First on your packing list for your trip to Cuzco should be an open mind and a sense of humour! Don’t come with too many preconceived ideas about what Peru is like, this way your trip will open you up to incredible new horizons and possibilities.
Bring as little as possible. Don’t worry, if you forget something, you can probably buy it in Cusco once you arrive. Tourist shops abound selling a whole range of items from water bottles and first aid kits to hiking gear. You can also rent hiking equipment in Cusco, which can be a good option if you don’t want to travel to Peru with a whole lot of heavy gear.
- A good pair of hiking boots or walking shoes. This is not the place to bring those high heels ladies! Steps and uneven cobble stone surfaces abound and if it rains the stones can get slippery.
- A poncho for those downpours. The weather changes very quickly here. An ideal solution is to carry a good quality poncho in your daypack at all times particularly during the rainy season from November / March. (You can buy ponchos in any of the tourist shops in Cusco but the quality isn’t always great)

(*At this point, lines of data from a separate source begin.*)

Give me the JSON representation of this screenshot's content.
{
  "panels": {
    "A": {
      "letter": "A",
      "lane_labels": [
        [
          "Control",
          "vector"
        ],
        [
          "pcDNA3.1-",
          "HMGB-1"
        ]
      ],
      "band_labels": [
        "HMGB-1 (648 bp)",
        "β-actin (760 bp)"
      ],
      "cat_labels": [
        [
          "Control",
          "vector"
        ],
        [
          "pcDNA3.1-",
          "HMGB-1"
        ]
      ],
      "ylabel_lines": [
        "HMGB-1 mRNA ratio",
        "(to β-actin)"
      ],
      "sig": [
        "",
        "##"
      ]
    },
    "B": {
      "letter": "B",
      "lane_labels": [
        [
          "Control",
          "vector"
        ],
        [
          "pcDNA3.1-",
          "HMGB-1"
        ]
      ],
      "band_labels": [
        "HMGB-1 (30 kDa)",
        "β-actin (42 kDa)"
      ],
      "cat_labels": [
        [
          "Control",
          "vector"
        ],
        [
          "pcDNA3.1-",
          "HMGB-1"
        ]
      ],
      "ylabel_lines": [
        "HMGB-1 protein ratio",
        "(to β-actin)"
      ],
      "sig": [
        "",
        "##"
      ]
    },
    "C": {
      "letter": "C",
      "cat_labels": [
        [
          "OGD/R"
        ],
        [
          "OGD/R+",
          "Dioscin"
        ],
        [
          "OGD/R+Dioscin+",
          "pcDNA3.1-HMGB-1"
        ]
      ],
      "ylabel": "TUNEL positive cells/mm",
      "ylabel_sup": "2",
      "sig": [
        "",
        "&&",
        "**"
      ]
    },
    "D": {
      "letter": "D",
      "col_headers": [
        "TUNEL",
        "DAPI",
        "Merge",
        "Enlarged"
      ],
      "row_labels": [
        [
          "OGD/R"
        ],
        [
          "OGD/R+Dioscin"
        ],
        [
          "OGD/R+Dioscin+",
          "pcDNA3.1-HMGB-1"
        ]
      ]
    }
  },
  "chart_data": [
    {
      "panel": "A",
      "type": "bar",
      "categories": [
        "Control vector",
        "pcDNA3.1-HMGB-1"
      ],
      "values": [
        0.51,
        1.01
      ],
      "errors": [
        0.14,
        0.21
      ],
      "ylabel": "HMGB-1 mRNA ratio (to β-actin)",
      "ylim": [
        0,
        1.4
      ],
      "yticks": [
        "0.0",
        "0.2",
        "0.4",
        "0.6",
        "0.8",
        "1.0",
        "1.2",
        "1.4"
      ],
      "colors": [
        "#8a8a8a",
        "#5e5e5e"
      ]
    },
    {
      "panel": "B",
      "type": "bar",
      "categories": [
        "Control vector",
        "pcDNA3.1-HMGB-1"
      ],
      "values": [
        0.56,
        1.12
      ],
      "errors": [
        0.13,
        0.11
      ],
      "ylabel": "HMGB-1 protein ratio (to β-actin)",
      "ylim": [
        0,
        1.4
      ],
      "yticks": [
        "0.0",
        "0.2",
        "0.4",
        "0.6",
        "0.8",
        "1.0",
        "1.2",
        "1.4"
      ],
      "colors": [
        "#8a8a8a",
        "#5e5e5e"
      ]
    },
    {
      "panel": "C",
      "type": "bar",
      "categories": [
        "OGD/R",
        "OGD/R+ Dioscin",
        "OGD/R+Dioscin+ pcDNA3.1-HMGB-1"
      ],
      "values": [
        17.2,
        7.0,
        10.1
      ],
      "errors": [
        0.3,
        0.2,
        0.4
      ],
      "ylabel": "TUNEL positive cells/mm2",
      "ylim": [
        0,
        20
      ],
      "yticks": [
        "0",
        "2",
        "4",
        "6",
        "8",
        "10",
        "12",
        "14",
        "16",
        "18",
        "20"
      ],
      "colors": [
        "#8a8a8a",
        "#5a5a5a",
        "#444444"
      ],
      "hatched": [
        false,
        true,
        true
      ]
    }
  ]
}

- A warm jacket. Evenings and mornings can be very, very cold so a good quality, waterproof and ideally windproof jacket is ideal. Another good option is a warm fleece which you can wear under a light-weight waterproof, windproof jacket.
- Good quality sunscreen and a sunhat. Due to the altitude and Peru’s location close to the Equator frequent application of sunscreen is advised to avoid any nasty sunburn.
- Bring clothes that you can layer. Cool mornings mean you may want to wrap up as you set off for a day’s exploring, however by 11am you might want to strip down to a t-shirt and shorts. Warm layers and trousers that can be unzipped into shorts are great. You will only need a couple of changes of clothes as you can get washing done anywhere cheaply.
- A day-pack to carry all your bits and pieces.
- A water bottle. Plastic disposal is a real problem in the Sacred Valley so we recommend you buy large bottles and refill water into your own re-useable bottle.
- Small first aid kit for basic cuts and bruises and tummy upsets. Pharmacies abound in Cusco and other small towns in the Sacred Valley where you can buy basic first aid and medical supplies. Do make sure however, that you bring enough of any prescription medicine you might need as some brands and types of medicine might not be available in Peru. A good rule of thumb is to bring enough prescription medicine to cover you for the length of your trip plus an extra week in case you get delayed.
- A spare pair of prescription glasses or contact lenses plus a copy of your prescription is a good idea.
- A small pocket size torch.
- Earplugs for when you are stuck in a noisy room or want to sleep on the bus.
- A duckpack or rainproof covering for your daypack or backpack is a must particularly if you are travelling during the rainy season to avoid wet clothes and personal items.
- A hat, scarf and gloves for those cold mornings and evenings. You can buy fabulous Peruvian style hats and gloves at the local markets so don’t worry if you forget to bring these with you.
- A good book.
- Pack your toiletries in zip lock bags. For some reason the altitude can cause shampoo and other bottles to pop leaving a nasty mess in your bag, Pack all toiletries in sealed bags to avoid any unnecessary mess.
- Insect repellent, particularly if you plan on going trekking.
- Camera with lots of memory and battery for all those great shots you are definitely going to want to take!
- Take enough padlocks for every double zipper to stop wandering hands and lock up your important belongings, even in your hotel room.
Aside from the above, don’t forget:
- Passport with minimum 6 month validity left.
- Photocopies of important documents like passport and tickets. Keep these separate from the originals.
- Travel insurance. Get a quote for travel insurance with our travel insurance partners World Nomads.
- Blood donor/type card
- Details of your next of kin
- Prescriptions for any medication you require. Most chemists will sell medicine over the counter without a prescription, but if you are searched by immigration it’s good to be able to show you require what you’re carrying.